Late last year, Marathon faced months of pressure from investors including Elliott Management Corp. and D.E. Shaw & Co. calling for sweeping changes to improve its performance. Elliott had been pushing for Marathon to break itself up into three separate businesses: refining, retail and pipelines.

The company wrapped up a strategic review of MPLX LP, its publicly traded oil pipeline affiliate, ultimately deciding to retain its stake in the midstream business. Investor pressure also led to Gary Heminger stepping down as CEO in March after 45 years at the company.

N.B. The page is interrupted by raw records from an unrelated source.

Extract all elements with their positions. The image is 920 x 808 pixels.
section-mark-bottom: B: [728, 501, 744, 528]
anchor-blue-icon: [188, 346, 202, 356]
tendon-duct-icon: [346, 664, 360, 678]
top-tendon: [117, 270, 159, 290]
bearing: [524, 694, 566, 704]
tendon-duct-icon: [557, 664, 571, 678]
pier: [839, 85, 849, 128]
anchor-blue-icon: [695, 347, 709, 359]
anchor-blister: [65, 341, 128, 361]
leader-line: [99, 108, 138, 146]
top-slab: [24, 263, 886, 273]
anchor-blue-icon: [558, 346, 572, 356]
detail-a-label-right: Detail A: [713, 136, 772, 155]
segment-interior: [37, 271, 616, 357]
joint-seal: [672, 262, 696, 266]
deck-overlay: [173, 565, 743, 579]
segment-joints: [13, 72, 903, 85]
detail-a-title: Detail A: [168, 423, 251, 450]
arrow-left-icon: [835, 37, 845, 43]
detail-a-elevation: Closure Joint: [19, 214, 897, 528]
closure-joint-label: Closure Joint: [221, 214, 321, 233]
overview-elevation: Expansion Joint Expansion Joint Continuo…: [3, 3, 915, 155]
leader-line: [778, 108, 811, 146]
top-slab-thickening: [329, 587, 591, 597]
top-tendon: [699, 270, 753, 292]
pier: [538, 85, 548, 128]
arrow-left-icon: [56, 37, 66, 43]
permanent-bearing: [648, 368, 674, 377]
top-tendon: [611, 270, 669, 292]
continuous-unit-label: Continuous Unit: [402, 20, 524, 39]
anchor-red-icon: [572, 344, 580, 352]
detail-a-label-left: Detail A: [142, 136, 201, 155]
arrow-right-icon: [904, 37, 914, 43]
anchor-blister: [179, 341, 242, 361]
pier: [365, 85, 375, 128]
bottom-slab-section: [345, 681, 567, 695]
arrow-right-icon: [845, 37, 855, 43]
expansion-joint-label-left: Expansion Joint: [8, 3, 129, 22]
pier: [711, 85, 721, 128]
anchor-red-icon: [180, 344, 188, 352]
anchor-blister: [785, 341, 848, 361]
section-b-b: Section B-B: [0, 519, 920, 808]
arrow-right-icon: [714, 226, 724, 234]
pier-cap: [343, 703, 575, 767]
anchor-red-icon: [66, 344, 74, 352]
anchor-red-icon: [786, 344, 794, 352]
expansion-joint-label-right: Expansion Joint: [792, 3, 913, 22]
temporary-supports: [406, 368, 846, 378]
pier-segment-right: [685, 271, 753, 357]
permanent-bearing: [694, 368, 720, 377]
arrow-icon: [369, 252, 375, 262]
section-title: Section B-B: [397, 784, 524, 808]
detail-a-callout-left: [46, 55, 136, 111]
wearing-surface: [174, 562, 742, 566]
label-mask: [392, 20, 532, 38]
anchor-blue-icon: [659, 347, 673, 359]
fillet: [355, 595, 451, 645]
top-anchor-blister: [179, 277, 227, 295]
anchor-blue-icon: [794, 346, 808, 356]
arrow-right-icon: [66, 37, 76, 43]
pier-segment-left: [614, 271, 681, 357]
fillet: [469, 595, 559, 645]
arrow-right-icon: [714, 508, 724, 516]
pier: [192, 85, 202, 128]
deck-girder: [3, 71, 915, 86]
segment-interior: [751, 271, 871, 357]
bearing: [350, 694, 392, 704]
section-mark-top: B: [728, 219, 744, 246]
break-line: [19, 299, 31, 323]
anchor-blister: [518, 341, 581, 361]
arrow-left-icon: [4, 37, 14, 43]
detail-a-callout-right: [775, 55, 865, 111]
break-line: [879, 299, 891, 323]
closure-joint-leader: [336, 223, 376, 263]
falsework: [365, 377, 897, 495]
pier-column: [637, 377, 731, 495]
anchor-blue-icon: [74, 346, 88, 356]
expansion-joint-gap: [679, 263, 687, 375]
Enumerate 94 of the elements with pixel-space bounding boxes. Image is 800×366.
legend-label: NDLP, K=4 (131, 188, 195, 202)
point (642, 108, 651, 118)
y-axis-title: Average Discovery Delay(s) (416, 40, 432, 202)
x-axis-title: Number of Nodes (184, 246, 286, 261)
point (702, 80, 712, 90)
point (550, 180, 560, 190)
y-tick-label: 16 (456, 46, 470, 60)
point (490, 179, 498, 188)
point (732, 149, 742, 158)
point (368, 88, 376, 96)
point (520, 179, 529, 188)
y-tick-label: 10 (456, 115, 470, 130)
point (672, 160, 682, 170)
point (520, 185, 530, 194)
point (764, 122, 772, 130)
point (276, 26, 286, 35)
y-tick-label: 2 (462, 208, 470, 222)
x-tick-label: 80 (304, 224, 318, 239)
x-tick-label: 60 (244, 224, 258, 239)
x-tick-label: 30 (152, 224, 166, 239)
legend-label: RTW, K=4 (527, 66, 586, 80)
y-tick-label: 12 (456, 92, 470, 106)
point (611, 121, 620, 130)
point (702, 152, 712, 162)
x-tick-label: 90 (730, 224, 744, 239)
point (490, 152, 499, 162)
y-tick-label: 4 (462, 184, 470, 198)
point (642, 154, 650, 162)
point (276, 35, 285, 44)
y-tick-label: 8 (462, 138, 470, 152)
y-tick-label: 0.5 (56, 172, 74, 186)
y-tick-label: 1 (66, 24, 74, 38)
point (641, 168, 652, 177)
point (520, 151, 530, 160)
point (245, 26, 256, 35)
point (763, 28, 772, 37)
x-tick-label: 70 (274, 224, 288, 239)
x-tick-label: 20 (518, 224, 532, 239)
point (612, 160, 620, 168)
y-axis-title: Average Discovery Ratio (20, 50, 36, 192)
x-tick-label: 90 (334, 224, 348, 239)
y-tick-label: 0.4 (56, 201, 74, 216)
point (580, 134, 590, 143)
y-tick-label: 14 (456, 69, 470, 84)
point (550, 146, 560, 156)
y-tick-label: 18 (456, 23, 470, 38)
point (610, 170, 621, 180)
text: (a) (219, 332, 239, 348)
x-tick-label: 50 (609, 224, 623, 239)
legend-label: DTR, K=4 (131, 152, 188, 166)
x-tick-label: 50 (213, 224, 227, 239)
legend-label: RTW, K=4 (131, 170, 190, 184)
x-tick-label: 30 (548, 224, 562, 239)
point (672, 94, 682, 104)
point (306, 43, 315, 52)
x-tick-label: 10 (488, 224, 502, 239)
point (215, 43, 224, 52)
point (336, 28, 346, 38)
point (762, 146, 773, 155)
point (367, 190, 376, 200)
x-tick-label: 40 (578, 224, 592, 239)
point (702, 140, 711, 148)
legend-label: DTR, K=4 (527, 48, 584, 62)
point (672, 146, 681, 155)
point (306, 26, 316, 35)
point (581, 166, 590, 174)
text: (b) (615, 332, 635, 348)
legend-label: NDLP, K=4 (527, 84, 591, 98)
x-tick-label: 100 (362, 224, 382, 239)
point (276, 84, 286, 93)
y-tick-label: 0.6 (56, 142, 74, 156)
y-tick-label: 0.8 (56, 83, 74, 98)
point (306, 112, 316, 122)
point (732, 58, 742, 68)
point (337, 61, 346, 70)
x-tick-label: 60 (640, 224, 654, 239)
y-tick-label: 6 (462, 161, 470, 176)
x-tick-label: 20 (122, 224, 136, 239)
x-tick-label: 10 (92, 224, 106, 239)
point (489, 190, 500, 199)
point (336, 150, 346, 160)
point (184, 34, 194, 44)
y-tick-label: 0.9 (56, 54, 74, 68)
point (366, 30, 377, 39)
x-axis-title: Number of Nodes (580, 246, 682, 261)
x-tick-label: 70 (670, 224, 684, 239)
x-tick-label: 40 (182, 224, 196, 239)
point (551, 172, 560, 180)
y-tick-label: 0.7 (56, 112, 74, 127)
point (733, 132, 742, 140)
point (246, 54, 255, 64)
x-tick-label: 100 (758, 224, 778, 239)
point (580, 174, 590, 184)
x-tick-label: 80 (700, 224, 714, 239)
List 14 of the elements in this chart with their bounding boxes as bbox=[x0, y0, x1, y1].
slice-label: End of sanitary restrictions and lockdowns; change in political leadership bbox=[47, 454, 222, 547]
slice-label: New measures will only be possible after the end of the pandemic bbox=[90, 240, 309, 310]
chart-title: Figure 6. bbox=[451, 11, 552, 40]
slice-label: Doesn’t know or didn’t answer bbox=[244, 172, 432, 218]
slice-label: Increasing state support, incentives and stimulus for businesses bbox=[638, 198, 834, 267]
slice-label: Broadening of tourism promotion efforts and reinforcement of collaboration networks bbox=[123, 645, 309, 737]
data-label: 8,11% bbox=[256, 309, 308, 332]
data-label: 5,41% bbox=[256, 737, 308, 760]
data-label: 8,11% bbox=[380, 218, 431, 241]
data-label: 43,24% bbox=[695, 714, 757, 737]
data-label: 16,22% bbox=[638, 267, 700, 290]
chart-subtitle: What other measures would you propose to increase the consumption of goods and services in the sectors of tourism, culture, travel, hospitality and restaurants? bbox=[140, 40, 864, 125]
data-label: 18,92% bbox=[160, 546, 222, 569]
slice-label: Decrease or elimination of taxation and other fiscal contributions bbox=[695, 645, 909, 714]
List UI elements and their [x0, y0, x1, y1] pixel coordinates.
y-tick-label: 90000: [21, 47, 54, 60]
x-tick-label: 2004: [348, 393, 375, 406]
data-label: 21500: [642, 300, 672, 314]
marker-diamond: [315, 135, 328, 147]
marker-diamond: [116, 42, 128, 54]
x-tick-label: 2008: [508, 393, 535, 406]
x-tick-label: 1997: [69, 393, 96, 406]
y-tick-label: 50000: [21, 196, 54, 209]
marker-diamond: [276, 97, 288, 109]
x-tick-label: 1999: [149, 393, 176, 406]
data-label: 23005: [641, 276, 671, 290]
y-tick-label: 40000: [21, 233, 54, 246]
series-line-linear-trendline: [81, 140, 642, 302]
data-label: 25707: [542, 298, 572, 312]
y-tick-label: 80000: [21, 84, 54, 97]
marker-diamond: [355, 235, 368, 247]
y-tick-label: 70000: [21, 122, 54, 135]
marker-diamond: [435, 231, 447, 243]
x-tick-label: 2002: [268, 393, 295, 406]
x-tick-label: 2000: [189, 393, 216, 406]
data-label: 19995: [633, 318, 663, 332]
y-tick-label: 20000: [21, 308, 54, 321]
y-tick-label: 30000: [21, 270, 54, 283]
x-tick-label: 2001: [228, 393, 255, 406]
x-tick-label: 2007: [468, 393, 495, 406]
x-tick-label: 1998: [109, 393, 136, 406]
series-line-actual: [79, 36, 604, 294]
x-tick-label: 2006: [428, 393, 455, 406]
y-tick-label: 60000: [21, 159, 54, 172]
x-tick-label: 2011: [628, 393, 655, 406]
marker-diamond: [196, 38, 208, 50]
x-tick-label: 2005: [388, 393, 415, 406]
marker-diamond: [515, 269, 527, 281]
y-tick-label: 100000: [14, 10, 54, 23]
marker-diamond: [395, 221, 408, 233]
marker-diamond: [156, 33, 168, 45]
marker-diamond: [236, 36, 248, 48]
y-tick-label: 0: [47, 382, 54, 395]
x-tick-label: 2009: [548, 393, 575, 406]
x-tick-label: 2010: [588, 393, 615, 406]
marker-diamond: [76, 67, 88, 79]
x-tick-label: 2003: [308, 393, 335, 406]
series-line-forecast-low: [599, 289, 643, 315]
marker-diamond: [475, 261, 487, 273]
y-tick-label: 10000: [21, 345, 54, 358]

Marathon posted second-quarter results that were not as bad as analysts expected, reporting a loss of $1.33 per share, excluding certain items. That’s better than the $1.76 average loss expected by analysts, according to data compiled by Bloomberg.

American fuel makers like Marathon have been struggling to recover amid fears that a second virus wave will force more drivers off the road, particularly in some of the nation’s most populous states. Marathon took a $12.4-billion charge in the first three months of this year while also suspending share buybacks and slashing spending by 30%.

Deal making this year has been scuttled by the turmoil wrought by the pandemic. The Seven & i-Marathon transaction would be the second-largest proposed transaction announced this year after the almost $30 billion that Aon Plc is paying for Willis Towers Watson Plc, according to data compiled by Bloomberg.

“I don’t think the coronavirus prevents anybody from doing a deal, what prevents people from doing deals is uncertainty about the economy,” Allen of Jefferies said. “The convenience store industry has proved to be predictable.”